What are the TDP ratings?▾
RTX PRO 6000 Blackwell has a 400W TDP, half of H200 NVL's 700W. Lower power suits efficiency-focused deployments.
Which architecture is newer?▾
RTX PRO 6000 Blackwell uses 2025 Blackwell architecture, succeeding H200 NVL's 2024 Hopper. Blackwell offers potential efficiency gains in newer workloads.
Which is cheaper to rent, the H200 or the RTX PRO 6000?▾
Cloud rental prices for both the H200 and RTX PRO 6000 vary by provider, configuration, and availability. This page shows live pricing from 25+ providers updated every 60 seconds. Scroll to the Live Cloud Pricing section to compare current rates.
How much VRAM does the H200 have compared to the RTX PRO 6000?▾
The H200 has 141 GB of HBM3e memory. The RTX PRO 6000 has 96 GB of GDDR7 memory.
Can I find H200 and RTX PRO 6000 GPUs available to rent right now?▾
Yes. This page shows real-time availability across 25+ cloud GPU providers.

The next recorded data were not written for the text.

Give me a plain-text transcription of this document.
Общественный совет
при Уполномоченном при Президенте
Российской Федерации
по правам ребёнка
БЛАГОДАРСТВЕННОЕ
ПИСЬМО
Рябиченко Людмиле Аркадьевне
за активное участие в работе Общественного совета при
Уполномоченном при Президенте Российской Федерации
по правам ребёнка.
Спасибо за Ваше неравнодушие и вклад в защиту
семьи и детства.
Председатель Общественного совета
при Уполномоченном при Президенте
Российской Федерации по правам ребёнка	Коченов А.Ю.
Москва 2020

The Live Cloud Pricing section displays only in-stock offers with current pricing.
What is the main difference between the H200 and the RTX PRO 6000?▾
The H200 uses the Hopper architecture (2024) while the RTX PRO 6000 uses Blackwell (2025). The H200 delivers 15.8x the FP16 throughput and 2.7x the memory bandwidth of the RTX PRO 6000.